L'analyse de S&P Global révèle : Près de la moitié des mines de minerais critiques sont situées sur ou à proximité de terres utilisées par des peuples autochtones ou des communautés locales. Les protestations sont particulièrement fréquentes en Amérique latine.
La transition énergétique sera pratiquement impossible sans une expansion de l'exploitation minière mondiale, les experts du secteur soulignent constamment. Pourtant, les projets miniers, qu'ils soient nouveaux ou existants, sont souvent faire face à une forte résistance de la part des communautés locales et des groupes de défense de l'environnement, même si les minéraux extraits permettent en fin de compte de mettre en œuvre des technologies respectueuses du climat, telles que les éoliennes et les véhicules électriques.
Le fournisseur d'informations S&P Global a analysé ces tensions et la manière dont les sociétés minières y font face, concluant qu'il existe une marge d'amélioration significative dans la manière dont les communautés affectées sont consultées et incluses.
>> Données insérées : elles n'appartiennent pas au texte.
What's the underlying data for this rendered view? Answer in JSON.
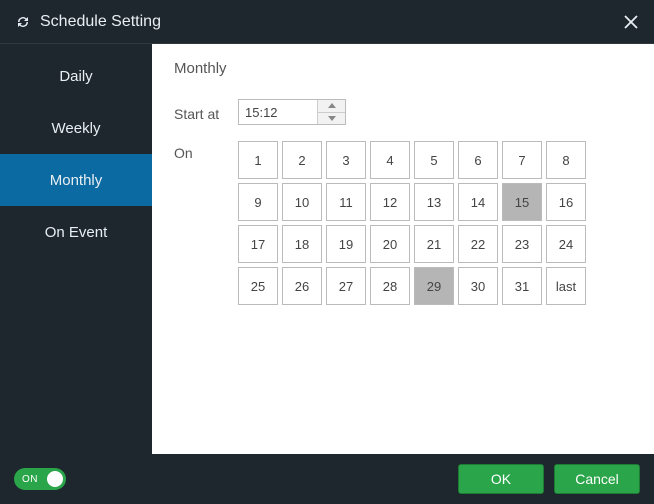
{
  "title": "Schedule Setting",
  "sidebar": {
    "tabs": [
      {
        "label": "Daily",
        "active": false
      },
      {
        "label": "Weekly",
        "active": false
      },
      {
        "label": "Monthly",
        "active": true
      },
      {
        "label": "On Event",
        "active": false
      }
    ]
  },
  "panel": {
    "heading": "Monthly",
    "start_label": "Start at",
    "start_time": "15:12",
    "on_label": "On",
    "days": [
      {
        "label": "1",
        "selected": false
      },
      {
        "label": "2",
        "selected": false
      },
      {
        "label": "3",
        "selected": false
      },
      {
        "label": "4",
        "selected": false
      },
      {
        "label": "5",
        "selected": false
      },
      {
        "label": "6",
        "selected": false
      },
      {
        "label": "7",
        "selected": false
      },
      {
        "label": "8",
        "selected": false
      },
      {
        "label": "9",
        "selected": false
      },
      {
        "label": "10",
        "selected": false
      },
      {
        "label": "11",
        "selected": false
      },
      {
        "label": "12",
        "selected": false
      },
      {
        "label": "13",
        "selected": false
      },
      {
        "label": "14",
        "selected": false
      },
      {
        "label": "15",
        "selected": true
      },
      {
        "label": "16",
        "selected": false
      },
      {
        "label": "17",
        "selected": false
      },
      {
        "label": "18",
        "selected": false
      },
      {
        "label": "19",
        "selected": false
      },
      {
        "label": "20",
        "selected": false
      },
      {
        "label": "21",
        "selected": false
      },
      {
        "label": "22",
        "selected": false
      },
      {
        "label": "23",
        "selected": false
      },
      {
        "label": "24",
        "selected": false
      },
      {
        "label": "25",
        "selected": false
      },
      {
        "label": "26",
        "selected": false
      },
      {
        "label": "27",
        "selected": false
      },
      {
        "label": "28",
        "selected": false
      },
      {
        "label": "29",
        "selected": true
      },
      {
        "label": "30",
        "selected": false
      },
      {
        "label": "31",
        "selected": false
      },
      {
        "label": "last",
        "selected": false
      }
    ]
  },
  "footer": {
    "toggle_label": "ON",
    "toggle_state": true,
    "ok": "OK",
    "cancel": "Cancel"
  }
}
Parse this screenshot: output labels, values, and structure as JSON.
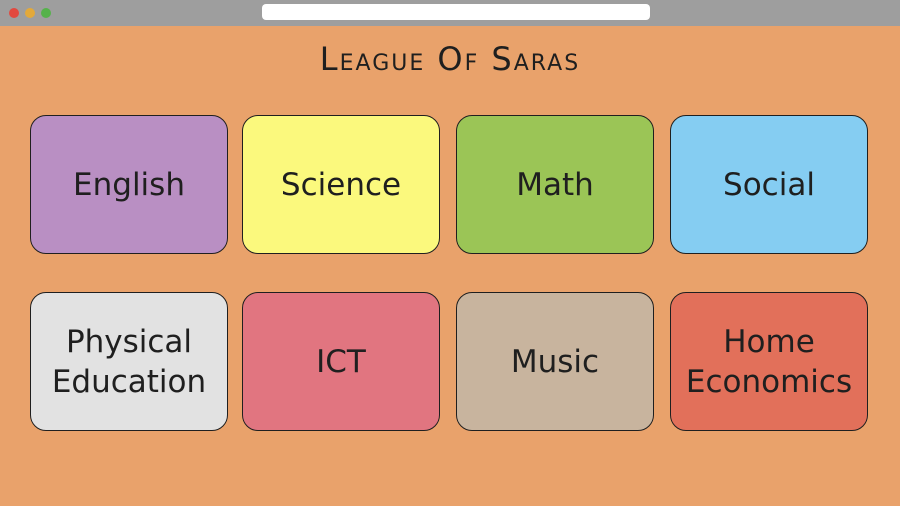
{
  "page": {
    "title": "League Of Saras",
    "background_color": "#E9A26B"
  },
  "subjects": [
    {
      "label": "English",
      "color": "#B98FC3"
    },
    {
      "label": "Science",
      "color": "#FBF97D"
    },
    {
      "label": "Math",
      "color": "#9BC556"
    },
    {
      "label": "Social",
      "color": "#85CDF2"
    },
    {
      "label": "Physical\nEducation",
      "color": "#E2E2E2"
    },
    {
      "label": "ICT",
      "color": "#E17580"
    },
    {
      "label": "Music",
      "color": "#C8B49E"
    },
    {
      "label": "Home\nEconomics",
      "color": "#E2705A"
    }
  ]
}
L'un des de l'étude Principales conclusions : 43 % des mines produisant des minerais essentiels à la transition énergétique sont situées sur des territoires autochtones officiellement reconnus ou des terres utilisées par les communautés locales, ou à proximité de ces territoires. Les données montrent également que les incidents négatifs, tels que les manifestations, sont particulièrement fréquents en Amérique latine. Plus des trois quarts des réserves mondiales de lithium sont concentrées en Argentine, en Bolivie et au Chili. L'exploitation minière dans ce que l'on appelle le “Triangle du lithium” est souvent associée à une forte consommation d'eau. En revanche, des exemples plus positifs, tels que des consultations structurées, ont été signalés en Australie et au Canada, ce que les auteurs attribuent à des mesures de protection des populations locales plus strictes et appliquées de manière plus cohérente.
L'industrie minière fait des efforts, mais les progrès sont inégaux
Certains secteurs de l'industrie minière s'efforcent déjà d'améliorer les relations avec les communautés locales, mais selon S&P Global, les progrès restent lents et incohérents. De nombreuses entreprises considèrent encore les communautés comme un facteur de risque plutôt que comme des partenaires stratégiques. Les petites sociétés minières qui s'occupent généralement de l'exploration et des premières phases de développement n'ont souvent pas les ressources financières et humaines nécessaires pour s'engager à fond. Lorsque des entreprises plus importantes reprennent des projets, elles héritent généralement des relations qui existent déjà avec la communauté. Le niveau de protection dépend aussi fortement de la force et de l'application des réglementations locales.
Alors que la demande mondiale de minerais de transition énergétique augmente, S&P Global prévient que le risque de conflit augmentera également si les communautés ne sont pas impliquées de manière adéquate. À l'inverse, un engagement proactif et coopératif peut être bénéfique pour les deux parties. Les auteurs recommandent donc d'intégrer une participation significative, la prévention des dommages et l'atténuation des risques tout au long de la chaîne de valeur minière.
Les exemples européens mettent en lumière le défi
Même dans les régions où les réglementations environnementales sont relativement strictes, il reste difficile d'aligner les intérêts des secteurs de l'exploitation minière et de l'énergie sur les préoccupations des communautés. La loi de l'Union européenne sur les matières premières critiques (CRMA) exige que 10 % de la demande de l'UE pour certaines matières premières soit satisfaite par l'exploitation minière nationale d'ici à 2030. Mais sa mise en œuvre s'avère difficile.
Par exemple, le Projet Matamulas dans le nord de l'Espagne, l'un des gisements de terres rares les plus prometteurs d'Europe, est actuellement en suspens en raison de préoccupations environnementales. Les Projet Norra Kärr dans le sud de la Suède a progressé, malgré des années de protestations concernant les menaces potentielles pour l'eau potable de la région. Un autre gisement suédois de terres rares, Per Geijer, fait également l'objet d'une opposition, car son exploitation potentielle pourrait perturber les voies de migration des rennes et mettre ainsi en péril le mode de vie traditionnel des habitants de la région. Peuple indigène sami.
Plus d'informations sur le sujet : L'importance d'impliquer les communautés affectées dans les projets miniers, et de garantir ainsi des progrès dans la transition énergétique, a également été soulignée par des organisations telles que l'Organisation mondiale de la santé (OMS). Institut Fraunhofer pour la recherche sur les systèmes et l'innovation et le Agence internationale de l'énergie (AIE).